Die Effektivität der endokrinen Chemoprävention stehe nicht infrage, erläuterte Prof. Dr. Andrea De Censi, National Hospital E.O. Ospedali Galliera, Genua.1 Ein Problem im klinischen Alltag sei die ungenügende Umsetzung. Insgesamt erhielten nur etwa ein Viertel der infrage kommenden Personen und etwa 40 % derjenigen mit duktalem Carcinom-in-situ (DCIS), dem stärksten Risikofaktor, eine Chemoprävention. Die Hauptgründe seien potenzielle Nebenwirkungen und dass bislang – trotz Halbierung des Risikos – kein positiver Effekt auf die Mortalität nachgewiesen wurde. Dies liege aber an der unzureichenden statistischen Power der Studien.
PRO: Mehr Dosis bringt keinen Vorteil
Eine Option, die Akzeptanz der endokrinen Chemoprävention zu erhöhen, sieht Prof. De Censi darin, niedrigere Konzentrationen einzusetzen. Das Problem: Die Dosierung von zielgerichteten Substanzen basiere auf einem veralteten Modell aus der Zeit der Chemotherapie und sei darauf ausgerichtet, die maximal tolerable Dosierung zu ermitteln. Zielgerichte Therapien wirken jedoch über ein Target: Mehr Dosis bedeute nicht zwingend mehr Wirkung, aber in der Regel mehr Toxizität, sagte der Experte.

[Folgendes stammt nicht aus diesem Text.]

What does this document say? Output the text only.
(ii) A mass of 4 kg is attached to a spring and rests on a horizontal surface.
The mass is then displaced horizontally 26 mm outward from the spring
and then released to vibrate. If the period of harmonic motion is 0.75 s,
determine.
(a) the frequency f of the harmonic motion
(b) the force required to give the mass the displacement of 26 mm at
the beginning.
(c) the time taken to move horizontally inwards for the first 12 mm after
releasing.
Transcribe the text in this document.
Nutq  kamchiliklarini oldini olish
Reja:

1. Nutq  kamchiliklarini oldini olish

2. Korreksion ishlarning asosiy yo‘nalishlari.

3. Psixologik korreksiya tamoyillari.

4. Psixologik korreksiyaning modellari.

Die minimal effektive präventive Dosis müsse anhand randomisierter Studien ermittelt werden. Für Tamoxifen wurde dieser Ansatz bereits vor etwa 20 Jahren angestoßen: Untersuchungen bei Hochrisikopersonen mit DCIS/Hochrisikoläsion (HRL) ergaben, dass 5 mg/Tag Tamoxifen über drei Jahre (sog. Baby-TAM) – möglicherweise auch noch niedrigere Dosen – den bisher eingesetzten 20mg/Tag nicht unterlegen sind. In der placebokontrollierten Phase-3-Studie TAM-01 beispielsweise war nach einer medianen Nachbeobachtungszeit von 5,1 Jahren eine relative Risikoreduktion für ein invasives Mammakarzinom um gut 50 % (HR 0,48; p = 0,024) und für einen kontralateralen Tumor um 76 % (HR 0,24; p = 0,018) zu beobachten. Die Verträglichkeit von Baby-TAM war gut. Die Adhärenz der Patient:innen lag auf Placeboniveau. Das Zehn-Jahres-Update von TAM-01 bestätigte einen „überzeugenden Carry-over-Effekt“, so Prof. De Censi, sehr konsistent auch in den Subgruppen, unter anderem für die DCIS-Patient:innen.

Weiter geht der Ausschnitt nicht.